Un marché en apparence haussier, mais ralenti par la chute des transactions
Hausse des prix versus contraction des volumes : tel est le constat principal qui ressort des dernières statistiques tunisiennes. L’Indice national des prix de l’immobilier bâti a grimpé de 5,6 % sur un an au quatrième trimestre 2025. Pourtant, cette progression des valeurs ne reflète pas une reprise vigoureuse de l’activité : au contraire, le nombre d’actes enregistrés a reculé sur la plupart des segments.
Des ventes en net recul, un indicateur à surveiller
Entre le troisième et le quatrième trimestre 2025, les transactions corrigées des variations saisonnières ont diminué sur l’ensemble du marché résidentiel. Les appartements voient leur volume chuter de 4,9 %, les maisons de 2,4 % et les terrains résidentiels de 2,9 %. Cette combinaison — prix en hausse et nombre d’opérations en baisse — traduit une perte de liquidité : les biens continuent de s’évaluer à des niveaux élevés, mais un nombre croissant d’acquéreurs renoncent face aux conditions de financement ou aux attentes tarifaires des vendeurs.

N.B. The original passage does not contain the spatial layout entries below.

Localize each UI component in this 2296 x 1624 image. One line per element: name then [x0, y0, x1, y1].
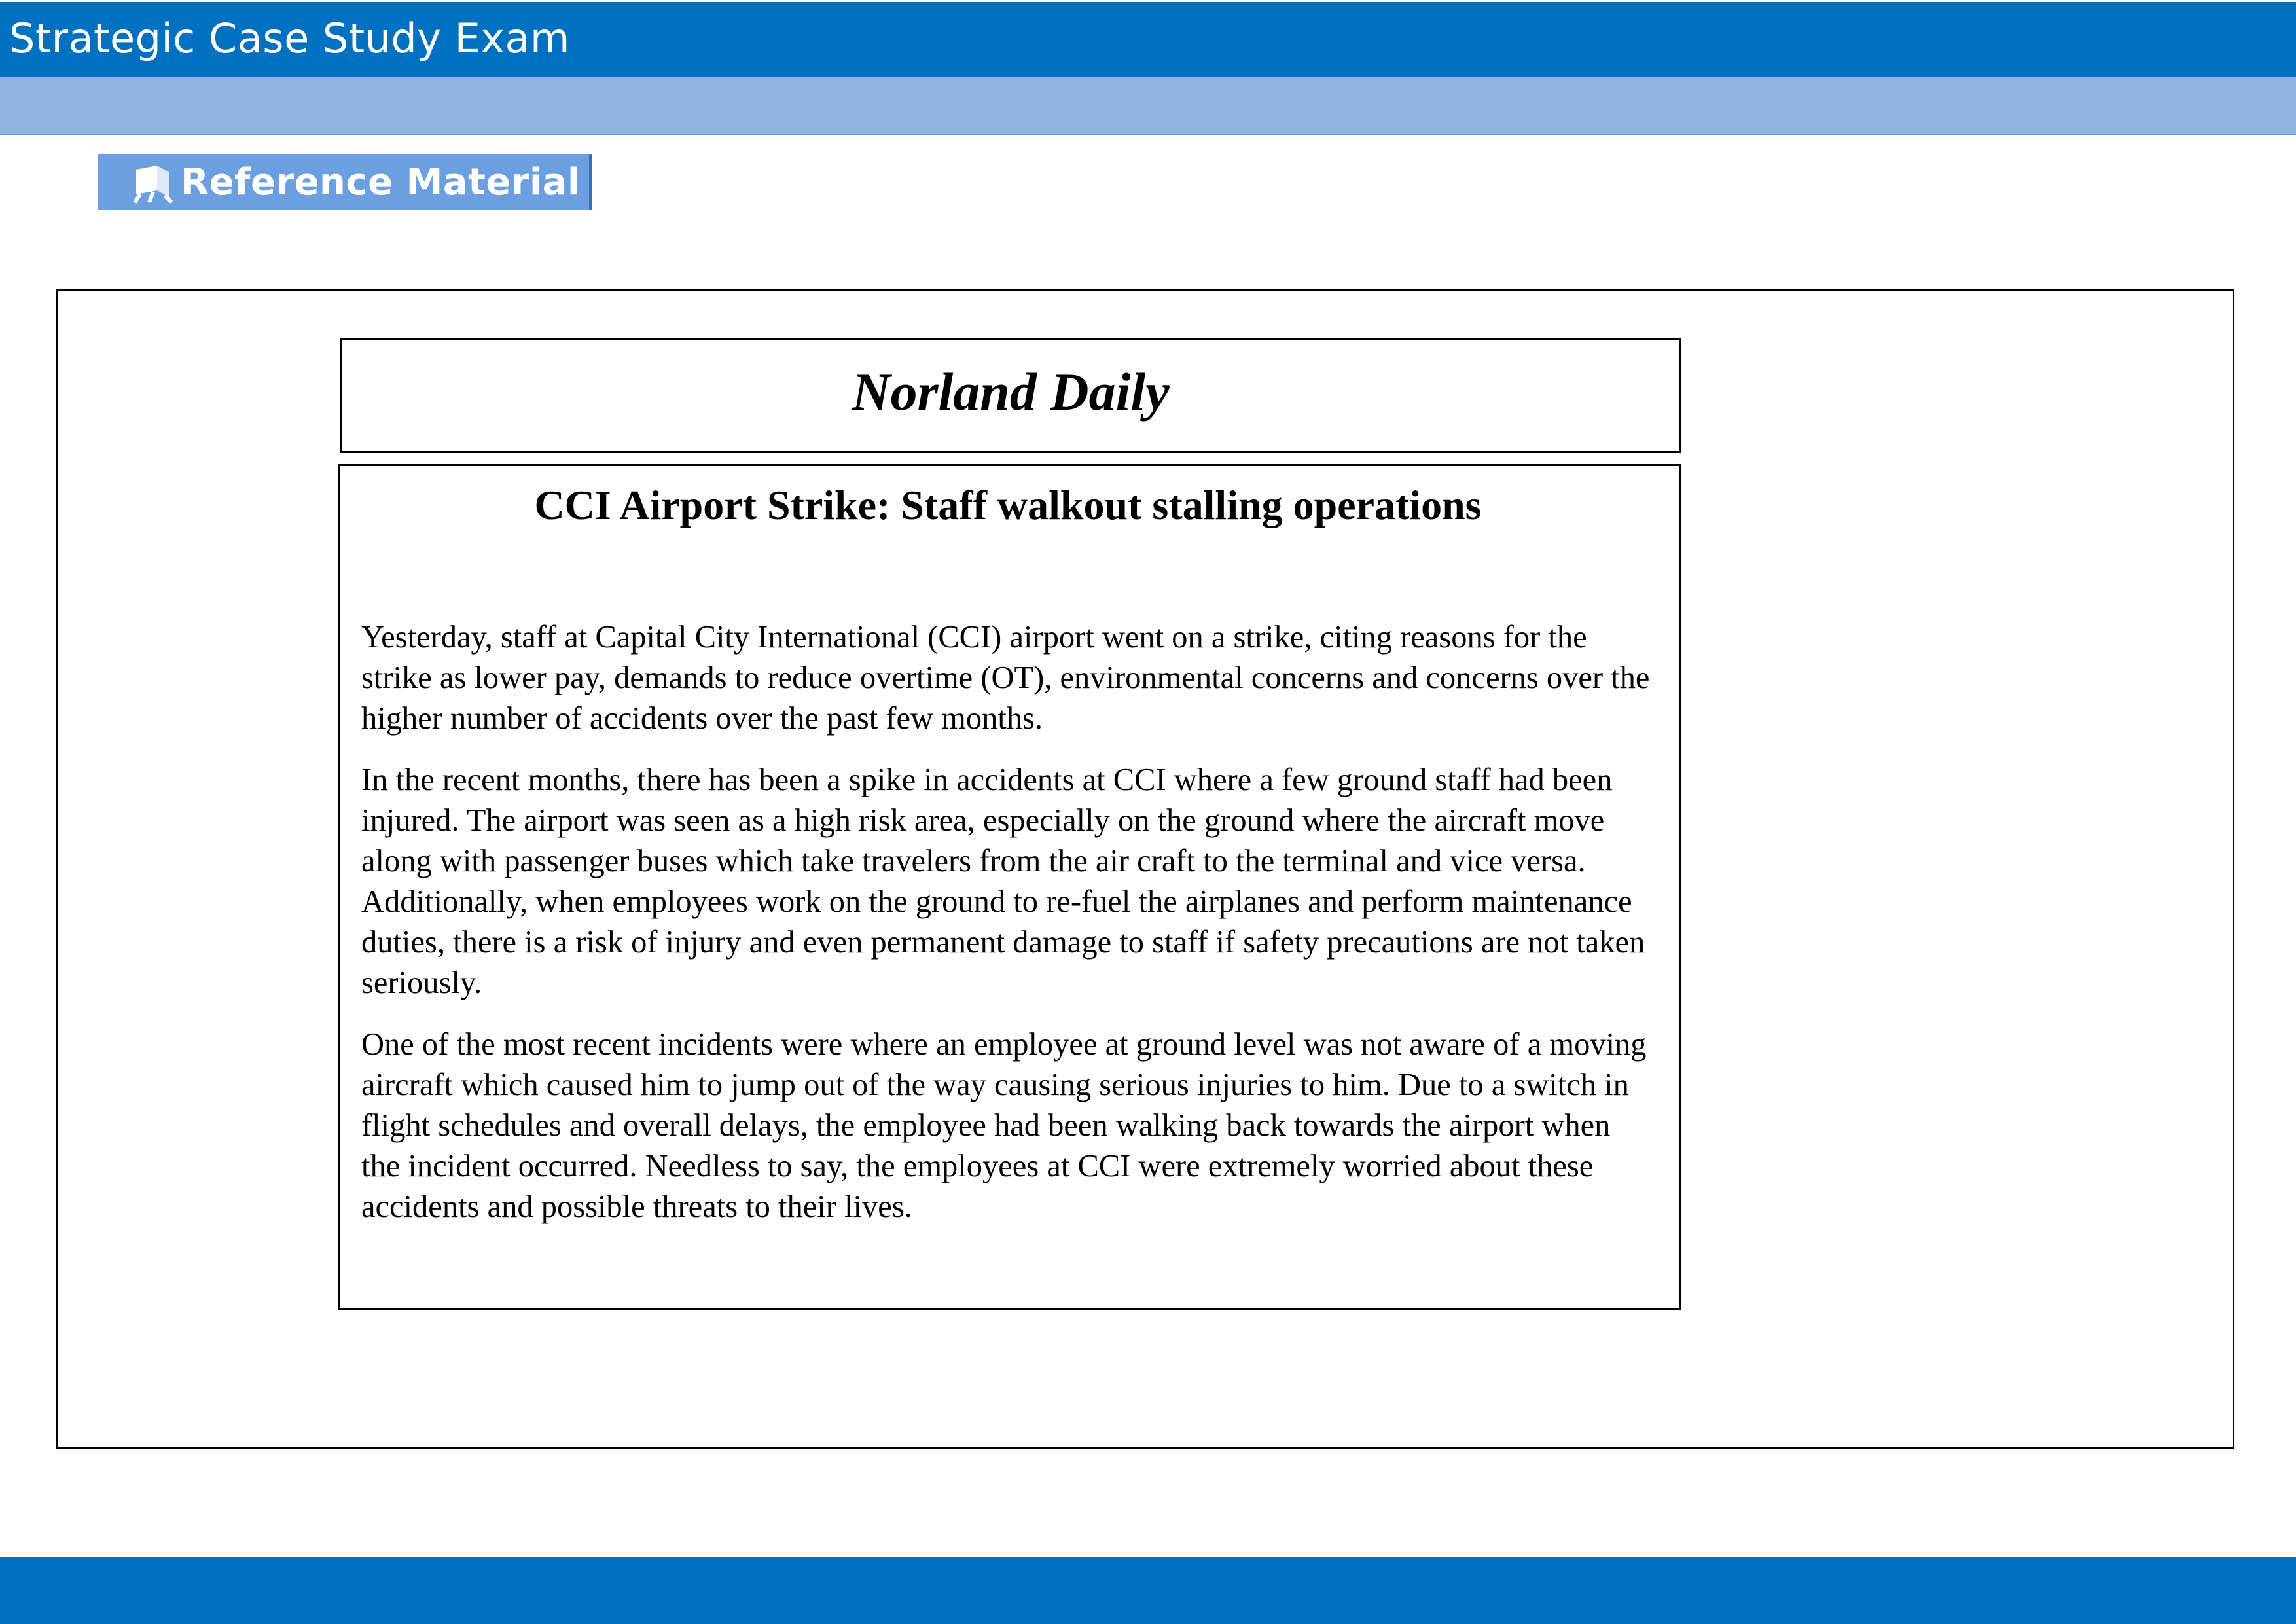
reference-material-button[interactable]: Reference Material	[98, 154, 592, 210]
exam-title: Strategic Case Study Exam	[9, 14, 570, 62]
reference-material-label: Reference Material	[181, 160, 581, 204]
article-paragraph: In the recent months, there has been a s…	[361, 763, 1645, 1001]
book-stand-icon	[133, 166, 173, 204]
newspaper-name: Norland Daily	[852, 362, 1170, 422]
article-headline: CCI Airport Strike: Staff walkout stalli…	[534, 482, 1482, 528]
toolbar-strip	[0, 77, 2296, 135]
article-paragraph: One of the most recent incidents were wh…	[361, 1027, 1647, 1225]
news-article: CCI Airport Strike: Staff walkout stalli…	[338, 464, 1681, 1310]
footer-bar	[0, 1557, 2296, 1624]
header-bar: Strategic Case Study Exam	[0, 0, 2296, 77]
article-paragraph: Yesterday, staff at Capital City Interna…	[361, 620, 1650, 736]
newspaper-masthead: Norland Daily	[340, 338, 1681, 453]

Des territoires inégaux : le Sahel en tête
La dynamique n’est pas homogène sur le territoire. Les régions côtières du Sahel enregistrent la plus forte progression, tandis que l’agglomération de Tunis et d’autres zones marquent des évolutions plus timides, voire négatives.
- Sahel : +6,9 % sur un an (meilleure performance).
- Grand Tunis : +2,9 % (croissance modérée).
- Nord-Ouest : -1,1 % (repli).
| Catégorie | Variation (T4 2025 vs T4 2024) |
|---|---|
| Prix de l'immobilier bâti (indice national) | +5,6 % |
| Transactions — appartements | -4,9 % |
| Transactions — maisons | -2,4 % |
| Transactions — terrains résidentiels | -2,9 % |
Conséquences pour les acheteurs, les vendeurs et les investisseurs
Concrètement, pour un ménage ou un investisseur, la lecture du marché change : il faut désormais penser en termes de liquidité et de temps de vente. Une offre qui se maintient à des prix élevés dans un contexte de demande morose allonge les délais de transaction et augmente le risque de décote si la conjoncture se dégrade ou si les conditions de crédit se durcissent. Pour les promoteurs, la prudence est de mise ; les projets situés hors zones performantes comme le Sahel peuvent peiner à trouver preneur sans ajustement tarifaire ou commercial.
Lecture stratégique
Le paradoxe tunisien — des prix qui montent mais des ventes qui fléchissent — suggère que l’indicateur clé n’est plus seulement la valeur affichée mais la capacité à transformer un actif en cash. Les acteurs doivent suivre de près les volumes, les durées moyennes de mise sur le marché et l’évolution des conditions de financement pour anticiper un éventuel tassement des prix ou un réajustement des attentes des vendeurs.
Pour se situer : une hausse de 5,6 % des prix sans dynamisation des transactions est moins rassurante qu’un petit gain accompagné d’un fort flux d’acheteurs. Dans cette configuration, la tension sur la liquidité impose prudence et sélectivité aux acheteurs et une éventuelle révision des stratégies aux vendeurs et promoteurs.